Fourth, most lab directors know that the official title of the CMS 2567 report is “Statement of Deficiencies and Plan of Correction (POC)” because these reports list the deficiencies on the left side of each page and require lab officials to provide a plan to correct each failure on the right side. The two CDPH reports use the same format, raising the question of why there has been no public record to date that the VBL officials have provided plans of correction for the 61 deficiencies inspectors identified in the two state reports.
CMS said it inspected the lab in May 2021. In response to a question from The Dark Report, a CMS spokesperson sent a copy of the 21-page CLIA inspection report dated May 6, 2021, showing 12 deficiencies.
When asked if CMS received a response from the VBL about the deficiencies that the agency’s CLIA inspectors cited in the May 6, 2021 report, a spokesperson told The Dark Report on Feb. 4, 2022, “Yes, CMS received a response. However, CMS has not made a determination regarding the approval of the CDPH VBL’s allegation of compliance and is not able to release additional details at this time.”

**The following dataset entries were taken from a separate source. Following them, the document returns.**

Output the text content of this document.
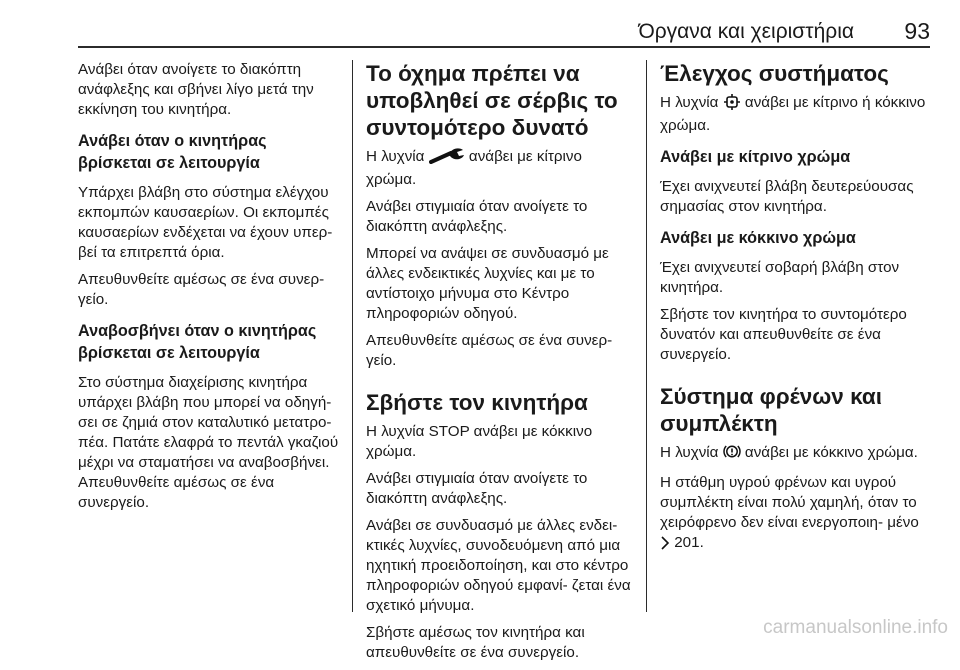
Όργανα και χειριστήρια 93

Ανάβει όταν ανοίγετε το διακόπτη ανάφλεξης και σβήνει λίγο μετά την εκκίνηση του κινητήρα.

Ανάβει όταν ο κινητήρας βρίσκεται σε λειτουργία

Υπάρχει βλάβη στο σύστημα ελέγχου εκπομπών καυσαερίων. Οι εκπομπές καυσαερίων ενδέχεται να έχουν υπερ‐ βεί τα επιτρεπτά όρια.

Απευθυνθείτε αμέσως σε ένα συνερ‐ γείο.

Αναβοσβήνει όταν ο κινητήρας βρίσκεται σε λειτουργία

Στο σύστημα διαχείρισης κινητήρα υπάρχει βλάβη που μπορεί να οδηγή‐ σει σε ζημιά στον καταλυτικό μετατρο‐ πέα. Πατάτε ελαφρά το πεντάλ γκαζιού μέχρι να σταματήσει να αναβοσβήνει. Απευθυνθείτε αμέσως σε ένα συνεργείο.

Το όχημα πρέπει να υποβληθεί σε σέρβις το συντομότερο δυνατό

Η λυχνία	ανάβει με κίτρινο χρώμα.

Ανάβει στιγμιαία όταν ανοίγετε το διακόπτη ανάφλεξης.

Μπορεί να ανάψει σε συνδυασμό με άλλες ενδεικτικές λυχνίες και με το αντίστοιχο μήνυμα στο Κέντρο πληροφοριών οδηγού.

Απευθυνθείτε αμέσως σε ένα συνερ‐ γείο.

Σβήστε τον κινητήρα

Η λυχνία STOP ανάβει με κόκκινο χρώμα.

Ανάβει στιγμιαία όταν ανοίγετε το διακόπτη ανάφλεξης.

Ανάβει σε συνδυασμό με άλλες ενδει‐ κτικές λυχνίες, συνοδευόμενη από μια ηχητική προειδοποίηση, και στο κέντρο πληροφοριών οδηγού εμφανί‐ ζεται ένα σχετικό μήνυμα.

Σβήστε αμέσως τον κινητήρα και απευθυνθείτε σε ένα συνεργείο.

Έλεγχος συστήματος

Η λυχνία ανάβει με κίτρινο ή κόκκινο χρώμα.

Ανάβει με κίτρινο χρώμα

Έχει ανιχνευτεί βλάβη δευτερεύουσας σημασίας στον κινητήρα.

Ανάβει με κόκκινο χρώμα

Έχει ανιχνευτεί σοβαρή βλάβη στον κινητήρα.

Σβήστε τον κινητήρα το συντομότερο δυνατόν και απευθυνθείτε σε ένα συνεργείο.

Σύστημα φρένων και συμπλέκτη

Η λυχνία ανάβει με κόκκινο χρώμα.

Η στάθμη υγρού φρένων και υγρού συμπλέκτη είναι πολύ χαμηλή, όταν το χειρόφρενο δεν είναι ενεργοποιη‐ μένο  201.

carmanualsonline.info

CDPH told The Dark Report that CMS certified the Valencia Branch Laboratory as fully compliant on Feb. 28, 2022.
Inspection Reports Cite Deficiencies at VBL
IN TWO REPORTS CALIFORNIA STATE OFFICIALS ISSUED ON THE VALENCIA BRANCH LABORATORY, and in a report from the federal Centers for Medicare and Medicaid Services (CMS), inspectors cited failures in administration of the clinical laboratory as well as in the three analytical processes that all clinical labs conduct: pre-analytical, analytical, and post-analytical.
On Feb. 17, 2021, the Laboratory Field Services division of the California Department of Public Health (CDPH) issued a 123-page report on the lab in which it reported finding 37 deficiencies at the COVID-specific testing lab.
Just two months later, state inspectors identified 14 deficiencies in a 43-page report issued April 22. In that report, 10 of the 14 deficiencies were identical to the ones found during the state’s February inspection. Then, just two weeks later, CMS inspectors identified 12 deficiencies, seven of which were violations that state inspectors had found.
TV News Reports Show Extent of VBL’s Problems
DURING A 30-MINUTE SPECIAL REPORT on Dec. 30, 2021, Julie Watts, an investigative reporter for television station CBS13 in Sacramento, Calif., broadcast a full run-down of her coverage of the state’s COVID-19 testing site, Valencia Branch Laboratory (VBL). The title of the report was “The COVID Lab: State Secrets Exposed.”
“Over the past year, this investigation gave a voice to brave whistleblowers who risked their careers in the interest of public health, and it shined a spotlight on shocking public health failures, which it appeared the California Department of Public Health [CDPH] tried to hide,” Watts noted.
“CBS Sacramento conducted dozens of interviews with whistleblowers and lab experts, submitted hundreds of public records requests, and reviewed thousands of pages of internal lab documents,” she said. “Still, public health officials tried to discredit the reporting, and whistleblower complaints, even after their own inspectors confirmed the findings.”
In addition, regulators concluded that the lab posed immediate jeopardy to patient health and safety likely to cause serious injury, harm, or death, “but CDPH didn’t warn the public, or even pause testing, as problems continued for nearly a year,” she added.
It should be noted that the term “immediate jeopardy” does not appear in the two Form 2567 reports that state inspectors issued, or in the federal CLIA inspection report.